DAVE ZIRIN: Now, absolutely, I mean, there has been a definite shift over the last couple of years of athletes breaking away from what's been the norm over the last several decades, which has been accentuating their apolitical-ness in effort to become more of a brand - something that's attractive to sponsors - very much in the model of Michael Jordan, him being kind of the template for all athletes to follow.
CORNISH: At the same time, this is very different from, say, the '60s, '70s, right, when it was hard not to find a socially conscious athlete. What are we seeing today in terms of the ways that these athletes will speak out?
ZIRIN: Well, I think what's so interesting is that in the '60s what you had was a mass social movement off the playing field - you had the black freedom struggle, the antiwar movement, the women's liberation movement - and when those movements got big enough they found expression in the world of sports. That's, I think, the best corollary to today.
I mean, you didn't see this as much in the '80s and '90s because you didn't see the same kinds of movements. What we're seeing from a lot of these athletes and what they're saying is that they feel like the protests that are happening off the field have just become impossible to ignore. And to ignore them would in fact be a political statement unto itself, so they feel like they have to say something.
CORNISH: You talked about the landscape off the field, off the court - what about the sports landscape itself?

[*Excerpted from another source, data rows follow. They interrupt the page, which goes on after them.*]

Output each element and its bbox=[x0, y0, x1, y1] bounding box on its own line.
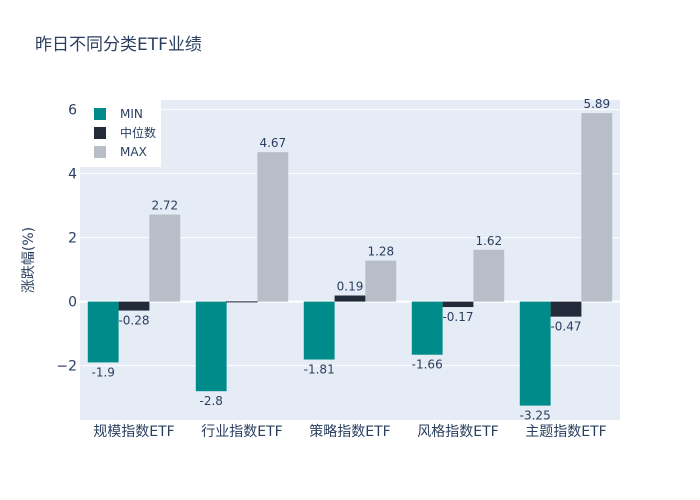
legend-swatch[interactable] bbox=[94, 127, 106, 139]
y-tick-label: 4 bbox=[68, 167, 77, 183]
bar[interactable] bbox=[87, 301, 119, 363]
data-label: -1.66 bbox=[412, 358, 443, 372]
data-labels: -1.9 -0.28 2.72 -2.8 4.67 -1.81 0.19 1.28 -1.66 -… bbox=[91, 97, 610, 422]
data-label: -0.47 bbox=[550, 320, 581, 334]
x-tick-label: 规模指数ETF bbox=[93, 424, 174, 440]
y-tick-label: 0 bbox=[68, 295, 77, 311]
bar[interactable] bbox=[303, 301, 335, 360]
y-axis-title: 涨跌幅(%) bbox=[21, 227, 37, 293]
bars bbox=[87, 113, 613, 406]
legend-label[interactable]: MAX bbox=[120, 145, 147, 159]
legend-label[interactable]: MIN bbox=[120, 107, 143, 121]
bar[interactable] bbox=[149, 214, 181, 302]
bar[interactable] bbox=[519, 301, 551, 406]
bar[interactable] bbox=[581, 113, 613, 302]
bar[interactable] bbox=[195, 301, 227, 392]
bar[interactable] bbox=[226, 301, 258, 303]
x-tick-label: 风格指数ETF bbox=[417, 424, 498, 440]
y-tick-label: 2 bbox=[68, 231, 77, 247]
data-label: -3.25 bbox=[520, 409, 551, 423]
data-label: -2.8 bbox=[199, 394, 222, 408]
bar[interactable] bbox=[473, 249, 505, 302]
bar[interactable] bbox=[550, 301, 582, 317]
data-label: 4.67 bbox=[259, 136, 286, 150]
legend[interactable]: MIN 中位数 MAX bbox=[80, 100, 161, 167]
y-ticks: −2 0 2 4 6 bbox=[56, 103, 77, 375]
bar[interactable] bbox=[334, 295, 366, 302]
data-label: 1.28 bbox=[367, 245, 394, 259]
data-label: 0.19 bbox=[337, 280, 364, 294]
data-label: 1.62 bbox=[475, 234, 502, 248]
bar[interactable] bbox=[442, 301, 474, 308]
data-label: 5.89 bbox=[583, 97, 610, 111]
data-label: -0.28 bbox=[118, 314, 149, 328]
bar[interactable] bbox=[118, 301, 150, 311]
x-tick-label: 策略指数ETF bbox=[309, 423, 390, 440]
y-tick-label: −2 bbox=[56, 359, 77, 375]
chart-title: 昨日不同分类ETF业绩 bbox=[35, 35, 202, 55]
y-tick-label: 6 bbox=[68, 103, 77, 119]
data-label: 2.72 bbox=[151, 199, 178, 213]
data-label: -1.81 bbox=[304, 363, 335, 377]
legend-swatch[interactable] bbox=[94, 146, 106, 158]
legend-label[interactable]: 中位数 bbox=[120, 125, 156, 140]
data-label: -0.17 bbox=[442, 310, 473, 324]
bar[interactable] bbox=[257, 152, 289, 302]
data-label: -1.9 bbox=[91, 365, 114, 379]
legend-background bbox=[80, 100, 161, 167]
bar[interactable] bbox=[411, 301, 443, 355]
x-tick-label: 行业指数ETF bbox=[201, 424, 282, 440]
legend-swatch[interactable] bbox=[94, 108, 106, 120]
x-ticks: 规模指数ETF 行业指数ETF 策略指数ETF 风格指数ETF 主题指数ETF bbox=[93, 423, 606, 440]
bar[interactable] bbox=[365, 260, 397, 302]
x-tick-label: 主题指数ETF bbox=[525, 424, 606, 440]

Are athletes feeling emboldened, right, and that they're able to speak out? And is that because of changing expectations of the athletes or weakened leagues?
ZIRIN: Honestly, I think a lot of it has to do with social media, and athletes having access to more ideas on their own time and less of a control over the political discourse in sports by just a couple of members of the sports media - your local hometown columnist who would determine what the terms of political debates were and what was or was not OK for athletes to say. All of that is out the window.
CORNISH: Is part of this the fact that also the leagues themselves that they're not as sort of controlling of the athletes?
ZIRIN: Well, it is interesting that this is happening when you have a new NBA commissioner, Adam Silver, who's already being perceived as much less - for lack of a better term - authoritarian than his predecessor David Stern. And I just think that there is a recognition by a lot of the commissioners that they cannot control athletes the way that they used to. Roger Goodell, who heads the NFL, Adam Silver - I mean, both have said that they're not going to be fining NBA or NFL players for going - taking the to court with these political messages, and especially in the NFL, that's very striking. I mean, this is a league that will fine a player for wearing the wrong color shoelaces.
CORNISH: What are you seeing from white athletes? We've talked here about mostly African-American athletes.
ZIRIN: Yeah, I mean, first of all, it's understandable why we would talk about African-American athletes, given that this is a movement against racism, and given the history of African-American athletes from Jackie Robinson to Muhammad Ali, but that being said, I think a lot of people are looking to see if any white athletes will do anything in solidarity.
And one reason why I think a lot of people are looking for that is that if you look at the demonstrations that are taking place, I mean, they're strikingly multiracial. And if Lebron James and Kyrie Irving are going to take a chance and wear these shirts, I mean, wouldn't it be just a good act of sportsmanship and even just being a good teammate if Kevin Love, their teammate, wore one as well?
CORNISH: That's Dave Zirin. He's sports editor at The Nation magazine. Thanks so much for talking with us.